Vandalism, he says, is a near-daily occurrence. Sometimes it’s as minor as Sharpie marker graffiti. Other times it’s incapacitating, as in
2008, when the former, porcelain toilets and sinks were smashed to bits and light fixtures and hand dryers were ripped from the walls. After that, the bathrooms were closed for nearly three months for repairs. And six months ago someone tried to demolish the cinder block partition in one of the bathrooms, putting that one out of commission for a few days.
It costs about $9,500 a year just to clean and keep toilet paper in the two bathrooms in Old Town, according to Jeff Raimey, Eureka’s harbor operations supervisor. And that doesn’t even touch the cost of major repairs post-vandalism. The city’s public restrooms at the Samoa bridge boat launch and marina also endure vandalism and cost about the same to maintain, he said. All are cared for with money from the city’s general fund, which is supported by sales and property taxes.
Some merchants say the Old Town restrooms are vital — or at least, better than nothing. They provide an option for locals and tourists, even if they’re not the coziest or the cleanest.
Dorine Leisz, store manager at Many Hands Gallery at the corner of F and Second streets, thinks the bathrooms are embarrassing. “I cringe when I send tourists across the street,” says Leisz.
Charlotte McDonald, executive director of Eureka Main Street, also is familiar with the pitfalls of Old Town’s restrooms. Knowing what Eureka knows now, she says, it would have helped to build bathrooms with doors that don’t lock from the inside, and in a more visible place. “The current location is a place not so easy to monitor. It’s out of the way, making vandalism that much easier to undertake.”
Some have suggested a full-time, on-site attendant could help. The city claims this is too costly, and really not a viable option for Eureka. That might be different in Arcata, says Laura Cutler, who has been following closely the Arcata public bathroom dilemma since October.
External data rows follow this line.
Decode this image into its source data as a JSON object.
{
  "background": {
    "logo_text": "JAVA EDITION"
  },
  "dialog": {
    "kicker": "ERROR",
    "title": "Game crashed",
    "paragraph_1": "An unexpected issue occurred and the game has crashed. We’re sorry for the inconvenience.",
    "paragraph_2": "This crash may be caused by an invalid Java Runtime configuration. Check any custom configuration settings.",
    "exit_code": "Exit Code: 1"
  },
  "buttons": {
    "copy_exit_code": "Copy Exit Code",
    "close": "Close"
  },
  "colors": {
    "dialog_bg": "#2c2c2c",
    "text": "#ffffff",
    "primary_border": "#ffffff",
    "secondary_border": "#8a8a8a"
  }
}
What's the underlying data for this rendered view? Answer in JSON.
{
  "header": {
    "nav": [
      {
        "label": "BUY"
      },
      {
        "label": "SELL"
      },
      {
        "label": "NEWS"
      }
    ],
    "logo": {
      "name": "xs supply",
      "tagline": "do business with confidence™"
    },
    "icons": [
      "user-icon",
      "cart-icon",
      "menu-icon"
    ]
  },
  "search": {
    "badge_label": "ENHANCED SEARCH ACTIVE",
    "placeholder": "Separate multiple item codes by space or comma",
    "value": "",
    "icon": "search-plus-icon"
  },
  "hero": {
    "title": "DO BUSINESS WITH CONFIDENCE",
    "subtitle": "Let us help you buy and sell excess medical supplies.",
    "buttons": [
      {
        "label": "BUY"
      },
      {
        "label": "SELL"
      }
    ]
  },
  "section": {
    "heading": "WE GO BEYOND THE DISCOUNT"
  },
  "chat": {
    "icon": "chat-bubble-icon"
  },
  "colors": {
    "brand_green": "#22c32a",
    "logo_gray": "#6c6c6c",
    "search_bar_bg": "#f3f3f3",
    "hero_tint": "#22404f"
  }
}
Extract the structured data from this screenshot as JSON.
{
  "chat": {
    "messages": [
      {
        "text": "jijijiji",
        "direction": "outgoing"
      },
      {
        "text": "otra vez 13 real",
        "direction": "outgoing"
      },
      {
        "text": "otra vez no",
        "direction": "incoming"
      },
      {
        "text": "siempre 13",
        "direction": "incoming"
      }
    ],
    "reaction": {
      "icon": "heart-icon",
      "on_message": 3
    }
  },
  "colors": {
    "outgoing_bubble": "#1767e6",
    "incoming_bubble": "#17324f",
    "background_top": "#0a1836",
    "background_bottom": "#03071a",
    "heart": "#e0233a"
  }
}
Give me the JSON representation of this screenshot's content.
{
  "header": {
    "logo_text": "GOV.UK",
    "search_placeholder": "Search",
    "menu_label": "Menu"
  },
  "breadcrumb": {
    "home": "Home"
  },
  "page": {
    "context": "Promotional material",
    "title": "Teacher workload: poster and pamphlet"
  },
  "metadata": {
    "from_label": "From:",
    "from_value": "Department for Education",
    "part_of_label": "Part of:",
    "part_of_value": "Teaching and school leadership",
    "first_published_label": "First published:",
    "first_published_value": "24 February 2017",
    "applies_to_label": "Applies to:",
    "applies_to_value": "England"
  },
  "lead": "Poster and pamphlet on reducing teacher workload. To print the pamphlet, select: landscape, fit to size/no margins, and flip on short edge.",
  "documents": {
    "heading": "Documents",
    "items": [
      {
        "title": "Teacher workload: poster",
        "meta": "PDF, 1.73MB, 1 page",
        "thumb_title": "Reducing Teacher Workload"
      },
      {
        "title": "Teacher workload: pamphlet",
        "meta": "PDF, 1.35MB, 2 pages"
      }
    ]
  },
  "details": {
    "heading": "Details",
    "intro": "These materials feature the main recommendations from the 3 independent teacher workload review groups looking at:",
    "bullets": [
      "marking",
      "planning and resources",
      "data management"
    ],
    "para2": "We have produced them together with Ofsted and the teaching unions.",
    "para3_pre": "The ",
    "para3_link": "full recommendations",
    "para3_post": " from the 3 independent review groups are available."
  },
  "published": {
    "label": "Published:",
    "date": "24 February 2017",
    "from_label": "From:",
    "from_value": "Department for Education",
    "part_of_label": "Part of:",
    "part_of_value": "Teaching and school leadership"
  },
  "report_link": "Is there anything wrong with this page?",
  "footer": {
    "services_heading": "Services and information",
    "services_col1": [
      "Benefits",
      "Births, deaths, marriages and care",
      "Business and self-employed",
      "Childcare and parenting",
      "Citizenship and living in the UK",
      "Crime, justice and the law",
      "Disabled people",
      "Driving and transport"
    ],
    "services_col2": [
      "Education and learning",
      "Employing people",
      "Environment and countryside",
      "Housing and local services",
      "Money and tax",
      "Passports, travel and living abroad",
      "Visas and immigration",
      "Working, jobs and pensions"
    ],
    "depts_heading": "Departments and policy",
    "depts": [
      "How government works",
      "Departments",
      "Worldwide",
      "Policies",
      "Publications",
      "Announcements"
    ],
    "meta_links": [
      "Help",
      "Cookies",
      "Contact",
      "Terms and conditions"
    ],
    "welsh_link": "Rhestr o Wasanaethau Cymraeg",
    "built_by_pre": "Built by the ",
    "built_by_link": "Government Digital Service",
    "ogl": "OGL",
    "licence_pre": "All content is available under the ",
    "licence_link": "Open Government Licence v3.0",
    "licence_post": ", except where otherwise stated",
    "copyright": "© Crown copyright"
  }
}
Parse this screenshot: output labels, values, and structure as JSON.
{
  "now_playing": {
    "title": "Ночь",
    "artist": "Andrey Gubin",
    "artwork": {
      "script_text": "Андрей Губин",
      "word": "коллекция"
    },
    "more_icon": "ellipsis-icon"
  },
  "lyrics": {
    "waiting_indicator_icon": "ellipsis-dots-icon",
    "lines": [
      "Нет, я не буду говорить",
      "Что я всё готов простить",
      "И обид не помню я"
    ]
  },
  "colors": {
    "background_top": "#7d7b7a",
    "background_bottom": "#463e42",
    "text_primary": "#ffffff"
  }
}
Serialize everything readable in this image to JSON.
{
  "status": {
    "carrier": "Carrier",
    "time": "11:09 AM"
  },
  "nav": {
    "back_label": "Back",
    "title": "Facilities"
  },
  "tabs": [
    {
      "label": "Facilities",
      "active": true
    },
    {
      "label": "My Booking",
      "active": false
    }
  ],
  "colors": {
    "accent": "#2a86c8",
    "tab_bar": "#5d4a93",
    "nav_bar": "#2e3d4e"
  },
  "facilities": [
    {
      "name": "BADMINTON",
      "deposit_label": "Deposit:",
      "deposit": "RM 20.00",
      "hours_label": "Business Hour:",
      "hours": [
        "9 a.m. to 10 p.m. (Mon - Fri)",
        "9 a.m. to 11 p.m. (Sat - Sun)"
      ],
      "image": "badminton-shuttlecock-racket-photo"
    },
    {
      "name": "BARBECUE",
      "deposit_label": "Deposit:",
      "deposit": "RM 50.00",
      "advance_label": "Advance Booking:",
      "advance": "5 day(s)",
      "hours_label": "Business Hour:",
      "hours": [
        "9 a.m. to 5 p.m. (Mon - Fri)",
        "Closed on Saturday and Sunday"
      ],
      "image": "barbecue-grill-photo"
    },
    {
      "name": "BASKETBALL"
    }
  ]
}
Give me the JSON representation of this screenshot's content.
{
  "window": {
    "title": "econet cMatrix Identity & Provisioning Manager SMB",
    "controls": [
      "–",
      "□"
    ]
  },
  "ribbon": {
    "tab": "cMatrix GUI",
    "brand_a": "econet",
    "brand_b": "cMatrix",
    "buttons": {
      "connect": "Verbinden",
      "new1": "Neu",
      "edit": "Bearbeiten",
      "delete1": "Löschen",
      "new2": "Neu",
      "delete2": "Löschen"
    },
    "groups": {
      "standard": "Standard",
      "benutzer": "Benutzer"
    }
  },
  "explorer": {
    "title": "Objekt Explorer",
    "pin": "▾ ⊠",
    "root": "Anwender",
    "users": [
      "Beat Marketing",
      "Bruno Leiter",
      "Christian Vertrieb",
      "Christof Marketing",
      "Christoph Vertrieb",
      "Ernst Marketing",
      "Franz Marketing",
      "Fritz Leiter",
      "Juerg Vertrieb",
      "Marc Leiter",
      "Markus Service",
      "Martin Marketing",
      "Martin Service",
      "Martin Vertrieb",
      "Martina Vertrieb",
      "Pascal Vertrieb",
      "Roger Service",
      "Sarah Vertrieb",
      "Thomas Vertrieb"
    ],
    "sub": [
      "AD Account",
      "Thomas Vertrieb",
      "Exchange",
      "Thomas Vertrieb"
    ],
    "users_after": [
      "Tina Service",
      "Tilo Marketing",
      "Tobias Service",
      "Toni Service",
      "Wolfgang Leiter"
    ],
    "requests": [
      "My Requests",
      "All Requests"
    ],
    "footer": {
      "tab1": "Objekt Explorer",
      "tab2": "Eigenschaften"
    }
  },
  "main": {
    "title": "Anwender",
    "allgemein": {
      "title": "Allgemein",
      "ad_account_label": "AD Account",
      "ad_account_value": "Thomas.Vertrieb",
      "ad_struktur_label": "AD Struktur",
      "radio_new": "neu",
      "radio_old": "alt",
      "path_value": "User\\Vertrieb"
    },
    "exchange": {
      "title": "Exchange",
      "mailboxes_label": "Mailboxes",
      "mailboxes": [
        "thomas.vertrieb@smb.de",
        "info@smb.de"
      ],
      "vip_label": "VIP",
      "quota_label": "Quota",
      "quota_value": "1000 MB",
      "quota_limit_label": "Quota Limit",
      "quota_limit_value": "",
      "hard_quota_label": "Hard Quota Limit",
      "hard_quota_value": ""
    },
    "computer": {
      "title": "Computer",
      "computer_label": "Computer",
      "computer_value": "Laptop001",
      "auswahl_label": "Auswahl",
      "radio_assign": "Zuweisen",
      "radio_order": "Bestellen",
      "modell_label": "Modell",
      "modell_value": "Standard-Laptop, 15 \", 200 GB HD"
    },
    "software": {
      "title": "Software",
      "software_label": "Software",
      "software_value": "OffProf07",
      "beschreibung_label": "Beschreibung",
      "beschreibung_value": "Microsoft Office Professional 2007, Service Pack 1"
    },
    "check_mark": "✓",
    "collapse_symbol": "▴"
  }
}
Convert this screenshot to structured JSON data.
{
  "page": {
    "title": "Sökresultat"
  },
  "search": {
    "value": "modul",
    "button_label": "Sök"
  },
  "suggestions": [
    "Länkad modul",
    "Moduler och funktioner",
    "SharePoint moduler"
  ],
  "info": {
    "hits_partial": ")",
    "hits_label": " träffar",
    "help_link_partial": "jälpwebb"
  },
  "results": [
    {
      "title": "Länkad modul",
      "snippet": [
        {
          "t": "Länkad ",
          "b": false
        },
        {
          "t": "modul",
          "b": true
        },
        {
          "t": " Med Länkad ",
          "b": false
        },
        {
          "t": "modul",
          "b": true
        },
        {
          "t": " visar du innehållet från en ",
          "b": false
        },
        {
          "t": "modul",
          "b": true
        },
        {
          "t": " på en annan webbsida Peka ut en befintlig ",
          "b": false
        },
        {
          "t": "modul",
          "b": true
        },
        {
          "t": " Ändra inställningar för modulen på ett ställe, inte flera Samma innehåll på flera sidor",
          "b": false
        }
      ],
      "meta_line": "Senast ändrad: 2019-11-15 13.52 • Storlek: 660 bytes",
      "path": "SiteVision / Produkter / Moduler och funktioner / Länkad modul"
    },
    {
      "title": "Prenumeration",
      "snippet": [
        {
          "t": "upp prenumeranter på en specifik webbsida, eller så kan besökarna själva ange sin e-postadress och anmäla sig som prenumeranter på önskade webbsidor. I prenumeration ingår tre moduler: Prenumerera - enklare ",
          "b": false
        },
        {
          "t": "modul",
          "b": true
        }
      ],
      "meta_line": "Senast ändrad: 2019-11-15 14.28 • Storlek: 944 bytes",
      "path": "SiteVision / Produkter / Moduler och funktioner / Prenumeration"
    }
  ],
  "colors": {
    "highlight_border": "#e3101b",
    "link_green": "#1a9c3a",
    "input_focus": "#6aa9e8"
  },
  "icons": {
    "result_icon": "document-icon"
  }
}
Cutler, a Westhaven resident and formerHumboldt County counsel, helped Arcata Occupiers bring the issue to local government officials, reminding the community that those on the lowest socio-economic rungs often “literally do not have a pot to piss in.” Cutler’s idea? If an on-site attendant would minimize vandalism and help keep facilities clean, then why not make a community service work position in which minor offenders would serve by tending to the bathrooms? “In homeless court people are sentenced with community service,” says Cutler. “This could be one way to monitor and maintain the bathrooms at a community level.”
Arcata is considering bathroom designs in which stalls latch but doors don’t lock, said Councilmember Susan Ornelas, who is on the committee studying bathroom options. “We’re also considering involving local artists for public art on the facility.”
The committee has its eye on the space between Arcata City Hall and the Crabs ball field for a potential site, said Ornelas.
So far, though, no date has been set for the council to review the committee’s ideas.